We all have the goal of making our practice more profitable.
But what is the best way to go about this?
PROGRAMS!
Develop programs as a way to create special services for clients wanting to make a positive difference in their lives and as a way to offset poor reimbursements and earn more income.
We’ve spent a lot of time talking about ways to encourage patients to continue utilizing your services, but let’s spend more time talking about how to package your practice’s offerings into cash-based programs to offset declining reimbursements.
How to Develop Programs
- Take inventory of what services, assessments, specialty treatment offerings, and products you have for sale in your practice. List everything you have, no matter how inexpensive or how costly. If you are only offering services and have no products for sale, why have you made that choice? How is it working out for your practice?
- Assess the skills and clinical interests of the clinicians in your practice. Each of us has treatment areas that we enjoy more than others. Many of us have developed skill specialties for treating clients. We all have areas of interest in which we’d like to specialize our clinical practices.

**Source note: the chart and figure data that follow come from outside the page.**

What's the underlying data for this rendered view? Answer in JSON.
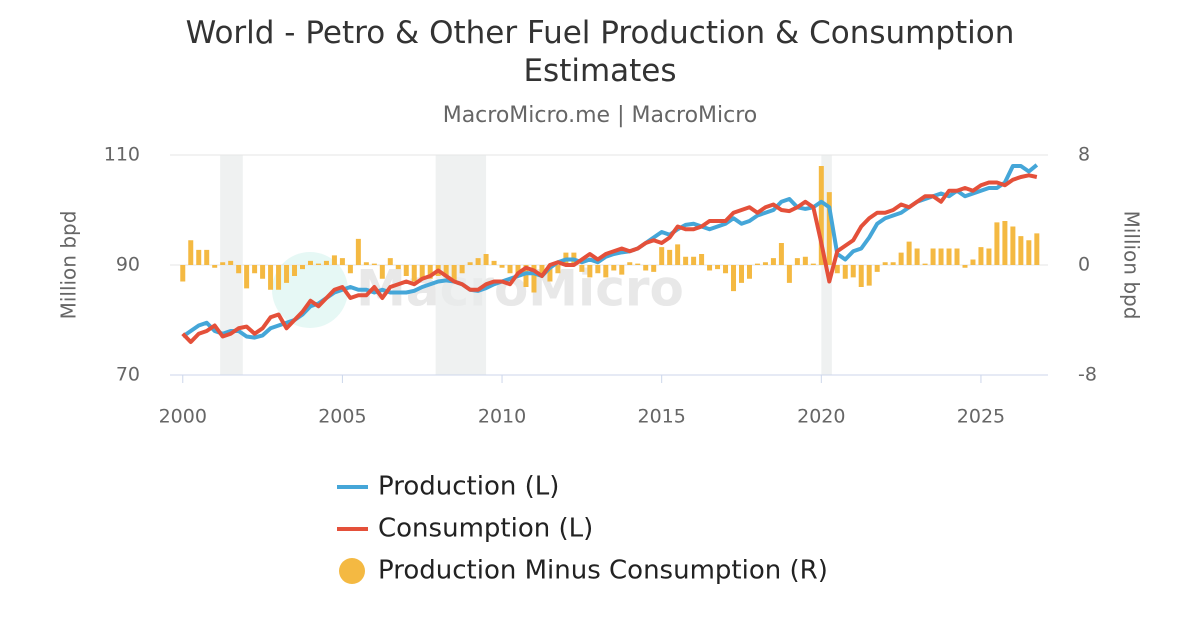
{
  "chart_data": {
    "type": "combo",
    "title": "World - Petro & Other Fuel Production & Consumption Estimates",
    "subtitle": "MacroMicro.me | MacroMicro",
    "watermark": "MacroMicro",
    "ylabel": "Million bpd",
    "y2label": "Million bpd",
    "xlim": [
      1999.6,
      2027.1
    ],
    "xticks": [
      2000,
      2005,
      2010,
      2015,
      2020,
      2025
    ],
    "ylim": [
      70,
      110
    ],
    "yticks": [
      70,
      90,
      110
    ],
    "y2lim": [
      -8,
      8
    ],
    "y2ticks": [
      -8,
      0,
      8
    ],
    "grid": true,
    "recessions": [
      [
        2001.17,
        2001.88
      ],
      [
        2007.92,
        2009.5
      ],
      [
        2020.0,
        2020.33
      ]
    ],
    "x": [
      2000,
      2000.25,
      2000.5,
      2000.75,
      2001,
      2001.25,
      2001.5,
      2001.75,
      2002,
      2002.25,
      2002.5,
      2002.75,
      2003,
      2003.25,
      2003.5,
      2003.75,
      2004,
      2004.25,
      2004.5,
      2004.75,
      2005,
      2005.25,
      2005.5,
      2005.75,
      2006,
      2006.25,
      2006.5,
      2006.75,
      2007,
      2007.25,
      2007.5,
      2007.75,
      2008,
      2008.25,
      2008.5,
      2008.75,
      2009,
      2009.25,
      2009.5,
      2009.75,
      2010,
      2010.25,
      2010.5,
      2010.75,
      2011,
      2011.25,
      2011.5,
      2011.75,
      2012,
      2012.25,
      2012.5,
      2012.75,
      2013,
      2013.25,
      2013.5,
      2013.75,
      2014,
      2014.25,
      2014.5,
      2014.75,
      2015,
      2015.25,
      2015.5,
      2015.75,
      2016,
      2016.25,
      2016.5,
      2016.75,
      2017,
      2017.25,
      2017.5,
      2017.75,
      2018,
      2018.25,
      2018.5,
      2018.75,
      2019,
      2019.25,
      2019.5,
      2019.75,
      2020,
      2020.25,
      2020.5,
      2020.75,
      2021,
      2021.25,
      2021.5,
      2021.75,
      2022,
      2022.25,
      2022.5,
      2022.75,
      2023,
      2023.25,
      2023.5,
      2023.75,
      2024,
      2024.25,
      2024.5,
      2024.75,
      2025,
      2025.25,
      2025.5,
      2025.75,
      2026,
      2026.25,
      2026.5,
      2026.75
    ],
    "series": [
      {
        "name": "Production (L)",
        "kind": "line",
        "color": "#45a6d8",
        "values": [
          77,
          78,
          79,
          79.5,
          78,
          77.5,
          78,
          78,
          77,
          76.8,
          77.2,
          78.5,
          79,
          79.5,
          80,
          81,
          82.5,
          83,
          84,
          85,
          85.5,
          86,
          85.5,
          85.5,
          85,
          85.5,
          85,
          85,
          85,
          85.3,
          86,
          86.5,
          87,
          87.2,
          87,
          86.5,
          85.5,
          85.3,
          85.8,
          86.5,
          87,
          87.5,
          88,
          88.5,
          88.5,
          88,
          89.5,
          90.5,
          91,
          91,
          90.5,
          91,
          90.5,
          91.5,
          92,
          92.3,
          92.5,
          93,
          94,
          95,
          96,
          95.5,
          96.5,
          97.3,
          97.5,
          97,
          96.5,
          97,
          97.5,
          98.5,
          97.5,
          98,
          99,
          99.5,
          100,
          101.5,
          102,
          100.5,
          100.2,
          100.5,
          101.5,
          100.5,
          92,
          91,
          92.5,
          93,
          95,
          97.5,
          98.5,
          99,
          99.5,
          100.5,
          101.5,
          102,
          102.5,
          103,
          102.5,
          103.5,
          102.5,
          103,
          103.5,
          104,
          104,
          105,
          108,
          108,
          107,
          108.2
        ]
      },
      {
        "name": "Consumption (L)",
        "kind": "line",
        "color": "#e4503a",
        "values": [
          77.5,
          76,
          77.5,
          78,
          79,
          77,
          77.5,
          78.5,
          78.8,
          77.5,
          78.5,
          80.5,
          81,
          78.5,
          80,
          81.5,
          83.5,
          82.5,
          84,
          85.5,
          86,
          84,
          84.5,
          84.5,
          86,
          84,
          86,
          86.5,
          87,
          86.5,
          87.5,
          88,
          89,
          88,
          87,
          86.5,
          85.5,
          85.5,
          86.5,
          87,
          87,
          86.5,
          88.5,
          89.5,
          89,
          88,
          90,
          90.5,
          90,
          90,
          91,
          92,
          91,
          92,
          92.5,
          93,
          92.5,
          93,
          94,
          94.5,
          94,
          95,
          97,
          96.5,
          96.5,
          97,
          98,
          98,
          98,
          99.5,
          100,
          100.5,
          99.5,
          100.5,
          101,
          100,
          99.8,
          100.5,
          101.5,
          100.5,
          94,
          87,
          92.5,
          93.5,
          94.5,
          97,
          98.5,
          99.5,
          99.5,
          100,
          101,
          100.5,
          101.5,
          102.5,
          102.5,
          101.5,
          103.5,
          103.5,
          104,
          103.5,
          104.5,
          105,
          105,
          104.5,
          105.5,
          106,
          106.3,
          106
        ]
      },
      {
        "name": "Production Minus Consumption (R)",
        "kind": "bar",
        "axis": "y2",
        "color": "#f4b942",
        "values": [
          -1.2,
          1.8,
          1.1,
          1.1,
          -0.2,
          0.2,
          0.3,
          -0.6,
          -1.7,
          -0.6,
          -1.0,
          -1.8,
          -1.8,
          -1.3,
          -0.8,
          -0.3,
          0.3,
          0.1,
          0.3,
          0.7,
          0.5,
          -0.6,
          1.9,
          0.2,
          0.1,
          -1.0,
          0.5,
          -0.3,
          -0.8,
          -1.2,
          -1.0,
          -1.0,
          -0.8,
          -0.9,
          -1.2,
          -0.6,
          0.2,
          0.5,
          0.8,
          0.3,
          -0.2,
          -0.6,
          -0.8,
          -1.6,
          -2.0,
          -0.8,
          -1.2,
          -0.6,
          0.9,
          0.9,
          -0.5,
          -0.9,
          -0.6,
          -0.9,
          -0.4,
          -0.7,
          0.2,
          0.1,
          -0.4,
          -0.5,
          1.3,
          1.1,
          1.5,
          0.6,
          0.6,
          0.8,
          -0.4,
          -0.3,
          -0.6,
          -1.9,
          -1.3,
          -1.0,
          0.1,
          0.2,
          0.5,
          1.6,
          -1.3,
          0.5,
          0.6,
          0.1,
          7.2,
          5.3,
          -0.6,
          -1.0,
          -0.9,
          -1.6,
          -1.5,
          -0.5,
          0.2,
          0.2,
          0.9,
          1.7,
          1.2,
          0.1,
          1.2,
          1.2,
          1.2,
          1.2,
          -0.2,
          0.4,
          1.3,
          1.2,
          3.1,
          3.2,
          2.8,
          2.1,
          1.8,
          2.3
        ]
      }
    ]
  }
}
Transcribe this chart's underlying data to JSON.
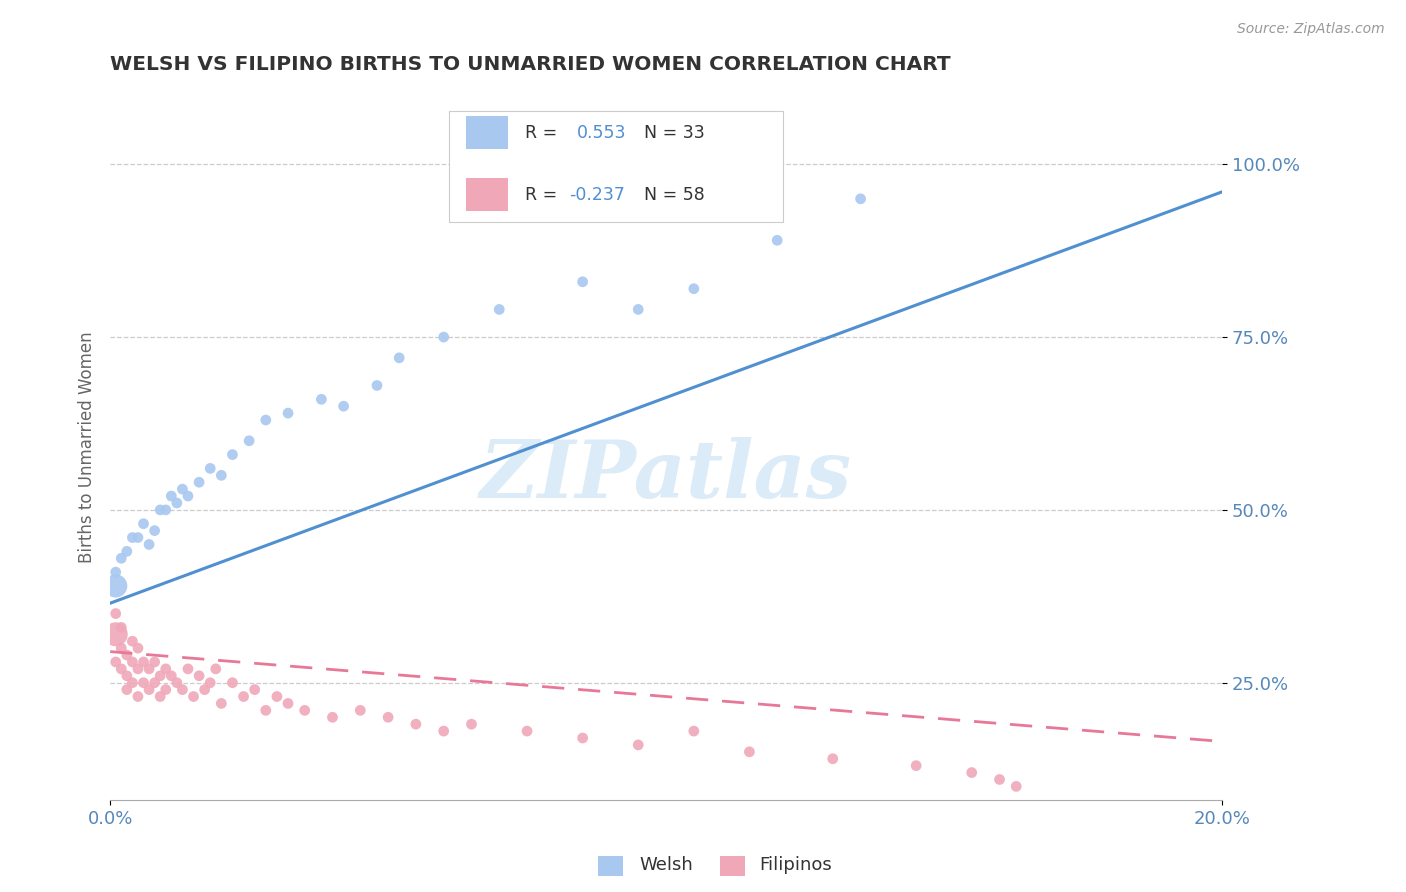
{
  "title": "WELSH VS FILIPINO BIRTHS TO UNMARRIED WOMEN CORRELATION CHART",
  "source": "Source: ZipAtlas.com",
  "ylabel": "Births to Unmarried Women",
  "ytick_labels": [
    "25.0%",
    "50.0%",
    "75.0%",
    "100.0%"
  ],
  "ytick_vals": [
    0.25,
    0.5,
    0.75,
    1.0
  ],
  "xtick_labels": [
    "0.0%",
    "20.0%"
  ],
  "xtick_vals": [
    0.0,
    0.2
  ],
  "watermark": "ZIPatlas",
  "welsh_color": "#a8c8f0",
  "filipino_color": "#f0a8b8",
  "welsh_line_color": "#5090d0",
  "filipino_line_color": "#e87898",
  "background_color": "#ffffff",
  "xlim": [
    0.0,
    0.2
  ],
  "ylim": [
    0.08,
    1.1
  ],
  "welsh_x": [
    0.001,
    0.001,
    0.002,
    0.003,
    0.004,
    0.005,
    0.006,
    0.007,
    0.008,
    0.009,
    0.01,
    0.011,
    0.012,
    0.013,
    0.014,
    0.016,
    0.018,
    0.02,
    0.022,
    0.025,
    0.028,
    0.032,
    0.038,
    0.042,
    0.048,
    0.052,
    0.06,
    0.07,
    0.085,
    0.095,
    0.105,
    0.12,
    0.135
  ],
  "welsh_y": [
    0.39,
    0.41,
    0.43,
    0.44,
    0.46,
    0.46,
    0.48,
    0.45,
    0.47,
    0.5,
    0.5,
    0.52,
    0.51,
    0.53,
    0.52,
    0.54,
    0.56,
    0.55,
    0.58,
    0.6,
    0.63,
    0.64,
    0.66,
    0.65,
    0.68,
    0.72,
    0.75,
    0.79,
    0.83,
    0.79,
    0.82,
    0.89,
    0.95
  ],
  "welsh_sizes": [
    280,
    60,
    60,
    60,
    60,
    60,
    60,
    60,
    60,
    60,
    60,
    60,
    60,
    60,
    60,
    60,
    60,
    60,
    60,
    60,
    60,
    60,
    60,
    60,
    60,
    60,
    60,
    60,
    60,
    60,
    60,
    60,
    60
  ],
  "filipino_x": [
    0.001,
    0.001,
    0.001,
    0.002,
    0.002,
    0.002,
    0.003,
    0.003,
    0.003,
    0.004,
    0.004,
    0.004,
    0.005,
    0.005,
    0.005,
    0.006,
    0.006,
    0.007,
    0.007,
    0.008,
    0.008,
    0.009,
    0.009,
    0.01,
    0.01,
    0.011,
    0.012,
    0.013,
    0.014,
    0.015,
    0.016,
    0.017,
    0.018,
    0.019,
    0.02,
    0.022,
    0.024,
    0.026,
    0.028,
    0.03,
    0.032,
    0.035,
    0.04,
    0.045,
    0.05,
    0.055,
    0.06,
    0.065,
    0.075,
    0.085,
    0.095,
    0.105,
    0.115,
    0.13,
    0.145,
    0.155,
    0.16,
    0.163
  ],
  "filipino_y": [
    0.32,
    0.28,
    0.35,
    0.3,
    0.27,
    0.33,
    0.26,
    0.29,
    0.24,
    0.28,
    0.31,
    0.25,
    0.27,
    0.3,
    0.23,
    0.28,
    0.25,
    0.27,
    0.24,
    0.28,
    0.25,
    0.26,
    0.23,
    0.27,
    0.24,
    0.26,
    0.25,
    0.24,
    0.27,
    0.23,
    0.26,
    0.24,
    0.25,
    0.27,
    0.22,
    0.25,
    0.23,
    0.24,
    0.21,
    0.23,
    0.22,
    0.21,
    0.2,
    0.21,
    0.2,
    0.19,
    0.18,
    0.19,
    0.18,
    0.17,
    0.16,
    0.18,
    0.15,
    0.14,
    0.13,
    0.12,
    0.11,
    0.1
  ],
  "filipino_sizes": [
    300,
    60,
    60,
    60,
    60,
    60,
    60,
    60,
    60,
    60,
    60,
    60,
    60,
    60,
    60,
    60,
    60,
    60,
    60,
    60,
    60,
    60,
    60,
    60,
    60,
    60,
    60,
    60,
    60,
    60,
    60,
    60,
    60,
    60,
    60,
    60,
    60,
    60,
    60,
    60,
    60,
    60,
    60,
    60,
    60,
    60,
    60,
    60,
    60,
    60,
    60,
    60,
    60,
    60,
    60,
    60,
    60,
    60
  ],
  "welsh_line_x": [
    0.0,
    0.2
  ],
  "welsh_line_y": [
    0.365,
    0.96
  ],
  "filipino_line_x": [
    0.0,
    0.2
  ],
  "filipino_line_y": [
    0.295,
    0.165
  ]
}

- After each person has identified their clinical skills and interests, you can identify if it would make sense to offer programs in your practice. For example, consider a team that identified the following skills and interests:
- Athletic performance recovery
- Athletic performance assessment and enhancement
- Running performance
- Dance movement assessment and enhancement
- Golf injury prevention and enhancement
- Walking mobility
Versus a team that identified the following interests and skills:
- Senior and geriatric mobility: walking, driving, standing up, getting out of bed
- Teaching seniors how to organize their homes to reduce falls and injuries
- Injury recovery to return to full mobility
What kinds of programs would each of these teams build?
- Working with your team, ask a series of questions to develop a program based on the skills and interests you have assessed. Questions would be:
- What could a program offering look like?
- What would it include – products and services?
- What’s our reason for offering this?
- What would the client’s reason for buying this be?
- How many of these packages can we realistically offer?
- Which ones should we test out with clients and offer first?
- Price the program offering. Consider how many clinical hours are involved. List the retail prices of products that will be included in the package. Add together the clinician hours, overhead, and retail costs to arrive at a grand total. Then consider what discount can you offer clients because they are committing to a package? Will your pricing differ if they have insurance? What if they are self-paying? If they are paying upfront with cash? Or if they are paying overtime with a credit card? Consider all of the payment possibilities as a part of figuring out your final price for the program or package.
- Market and sell the packages and program offerings. Spas and restaurants have a menu – why can’t you? Practices can also have a menu of services available and program packages that are clearly described and priced. Someone on your team may have a talent for designing this menu, or you may contract with someone to design it for you. Include the following details in your program descriptions and marketing materials:
- Title
- Description of what is included
- List who the target audience or likely users of the package are
- Objectives & benefits for those using the package or program
- A detailed list of what is included in the program
- The pricing. Be straightforward. Show people what the services would cost if purchased one at a time AND what people save by purchasing the package. This approach works in service-oriented practices. Remember that many people are afraid to ask about pricing, yet when they see what a program includes and how they can save money by purchasing a package, the more inclined they will be to commit to working with you.
The key is that you need an in-office and online toolset for sharing the new programs you have developed. People want to know what you can offer them!
- Assess the success of each program offered. Has it met your objectives? Is it financially reasonable? Is it achieving client goals? Which offerings will you continue to offer – with or without refinements? Which programs will you discontinue? Taking time to assess what you have achieved is part of an ongoing review of whether we are achieving what we want to achieve personally, professionally, and as a practice.
- Find the time to build. A lot of you express your frustration about finding time to build new things whether it be programs, services offerings, or marketing efforts. Consider using time during a weekly staff meeting to explore new ideas and opportunities. Determine whether planning a staff retreat makes sense as a practice investment toward developing new offerings. Some practices close the office one day per quarter for training and development. Maybe this approach would work for your practice team to invest in the development of programs. When building programs is part of your vision and a part of achieving practice freedom, finding the time is necessary to your success.
- Commit time for program delivery to clients. Remember that one of your roles as a practice owner is to mentor your team members. Finding time to deliver new and ongoing services and programs will be part of your mentoring until the practice has fully integrated the new offerings into daily operations. You may discover that your administrative team needs new scheduling skills or the team may discover that more frequent product inventorying and ordering is needed to fill the product portions of program packages.
A happy challenge might be that you discover some program offerings are so popular that new clinicians are needed to continue treating general client needs. Sometimes adding staff is the only way to create more time each day.
Whatever you and your team create and offer as a program package, use your financial dashboard as a measure of success. Protect development and delivery time so you can offer top-notch programs. Frequently check in with your team to see what is working and what’s not working, so you can deliver creative programs that meet real-world client needs and desires with your team.